Religious Identity, Adoption, and Minority Child Rights in Pakistan: A Comprehensive Policy and Human Rights Analysis of the Punjab Child Protection & Welfare Bureau
DOI:
https://doi.org/10.63468/jpsa.4.2.19Keywords:
Child Protection, Adoption, Minority Rights, Religious Identity, Pakistan, Human RightsAbstract
Child protection systems are designed to safeguard vulnerable children while ensuring the preservation of their dignity, identity, and long-term developmental interests. In pluralistic societies, these objectives cannot be achieved without explicit attention to religious and cultural diversity. In Pakistan, provincial child protection institutions perform a critical role in addressing child labour, abuse, trafficking, neglect, and abandonment. However, the existing legal and policy framework remains insufficiently responsive to the specific needs of children belonging to religious minority communities.

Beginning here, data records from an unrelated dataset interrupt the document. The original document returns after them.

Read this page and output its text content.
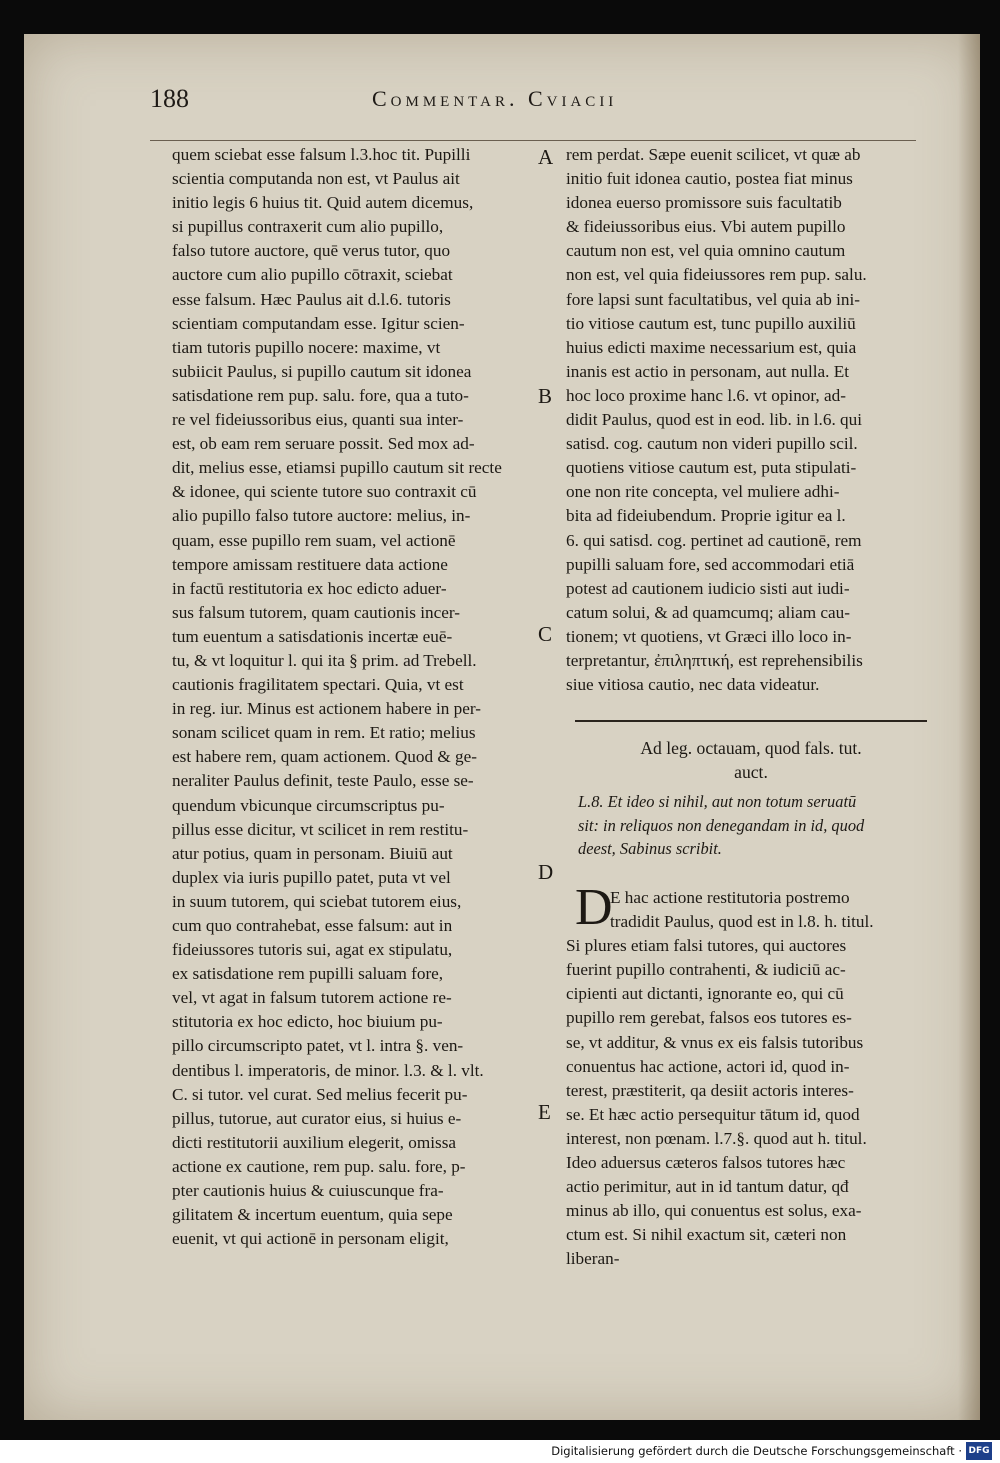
188	Commentar. Cviacii
quem sciebat esse falsum l.3.hoc tit. Pupilli
scientia computanda non est, vt Paulus ait
initio legis 6 huius tit. Quid autem dicemus,
si pupillus contraxerit cum alio pupillo,
falso tutore auctore, quē verus tutor, quo
auctore cum alio pupillo cōtraxit, sciebat
esse falsum. Hæc Paulus ait d.l.6. tutoris
scientiam computandam esse. Igitur scien-
tiam tutoris pupillo nocere: maxime, vt
subiicit Paulus, si pupillo cautum sit idonea
satisdatione rem pup. salu. fore, qua a tuto-
re vel fideiussoribus eius, quanti sua inter-
est, ob eam rem seruare possit. Sed mox ad-
dit, melius esse, etiamsi pupillo cautum sit recte
& idonee, qui sciente tutore suo contraxit cū
alio pupillo falso tutore auctore: melius, in-
quam, esse pupillo rem suam, vel actionē
tempore amissam restituere data actione
in factū restitutoria ex hoc edicto aduer-
sus falsum tutorem, quam cautionis incer-
tum euentum a satisdationis incertæ euē-
tu, & vt loquitur l. qui ita § prim. ad Trebell.
cautionis fragilitatem spectari. Quia, vt est
in reg. iur. Minus est actionem habere in per-
sonam scilicet quam in rem. Et ratio; melius
est habere rem, quam actionem. Quod & ge-
neraliter Paulus definit, teste Paulo, esse se-
quendum vbicunque circumscriptus pu-
pillus esse dicitur, vt scilicet in rem restitu-
atur potius, quam in personam. Biuiū aut
duplex via iuris pupillo patet, puta vt vel
in suum tutorem, qui sciebat tutorem eius,
cum quo contrahebat, esse falsum: aut in
fideiussores tutoris sui, agat ex stipulatu,
ex satisdatione rem pupilli saluam fore,
vel, vt agat in falsum tutorem actione re-
stitutoria ex hoc edicto, hoc biuium pu-
pillo circumscripto patet, vt l. intra §. ven-
dentibus l. imperatoris, de minor. l.3. & l. vlt.
C. si tutor. vel curat. Sed melius fecerit pu-
pillus, tutorue, aut curator eius, si huius e-
dicti restitutorii auxilium elegerit, omissa
actione ex cautione, rem pup. salu. fore, p-
pter cautionis huius & cuiuscunque fra-
gilitatem & incertum euentum, quia sepe
euenit, vt qui actionē in personam eligit,
A
B
C
D
E
rem perdat. Sæpe euenit scilicet, vt quæ ab
initio fuit idonea cautio, postea fiat minus
idonea euerso promissore suis facultatib᷒
& fideiussoribus eius. Vbi autem pupillo
cautum non est, vel quia omnino cautum
non est, vel quia fideiussores rem pup. salu.
fore lapsi sunt facultatibus, vel quia ab ini-
tio vitiose cautum est, tunc pupillo auxiliū
huius edicti maxime necessarium est, quia
inanis est actio in personam, aut nulla. Et
hoc loco proxime hanc l.6. vt opinor, ad-
didit Paulus, quod est in eod. lib. in l.6. qui
satisd. cog. cautum non videri pupillo scil.
quotiens vitiose cautum est, puta stipulati-
one non rite concepta, vel muliere adhi-
bita ad fideiubendum. Proprie igitur ea l.
6. qui satisd. cog. pertinet ad cautionē, rem
pupilli saluam fore, sed accommodari etiā
potest ad cautionem iudicio sisti aut iudi-
catum solui, & ad quamcumq; aliam cau-
tionem; vt quotiens, vt Græci illo loco in-
terpretantur, ἐπιληπτική, est reprehensibilis
siue vitiosa cautio, nec data videatur.
Ad leg. octauam, quod fals. tut.
auct.
L.8. Et ideo si nihil, aut non totum seruatū
sit: in reliquos non denegandam in id, quod
deest, Sabinus scribit.
D
E hac actione restitutoria postremo
tradidit Paulus, quod est in l.8. h. titul.
Si plures etiam falsi tutores, qui auctores
fuerint pupillo contrahenti, & iudiciū ac-
cipienti aut dictanti, ignorante eo, qui cū
pupillo rem gerebat, falsos eos tutores es-
se, vt additur, & vnus ex eis falsis tutoribus
conuentus hac actione, actori id, quod in-
terest, præstiterit, qa desiit actoris interes-
se. Et hæc actio persequitur tātum id, quod
interest, non pœnam. l.7.§. quod aut h. titul.
Ideo aduersus cæteros falsos tutores hæc
actio perimitur, aut in id tantum datur, qđ
minus ab illo, qui conuentus est solus, exa-
ctum est. Si nihil exactum sit, cæteri non
liberan-
Digitalisierung gefördert durch die Deutsche Forschungsgemeinschaft · DFG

This paper presents a comprehensive and doctrinal analysis of the Punjab Child Protection & Welfare Bureau (PCPWB), with particular emphasis on two interrelated policy gaps: (i) the absence of a structured and minority-inclusive adoption framework, and (ii) the lack of a standardized, rights-based mechanism for determining and safeguarding the religious identity of abandoned children, especially those below the age of four. Drawing upon constitutional guarantees, domestic statutory law, international human rights obligations, and comparative international practices, the paper argues that policy silence in these areas produces indirect discrimination, facilitates identity erasure, and generates long-term psychological and social harm.
The study concludes that child protection policies which prioritize physical safety while neglecting identity, belief, and family continuity fall short of constitutional and international standards. It therefore proposes detailed, implementable policy reforms aimed at strengthening inclusivity, legal certainty, institutional accountability, and compliance with global human rights norms.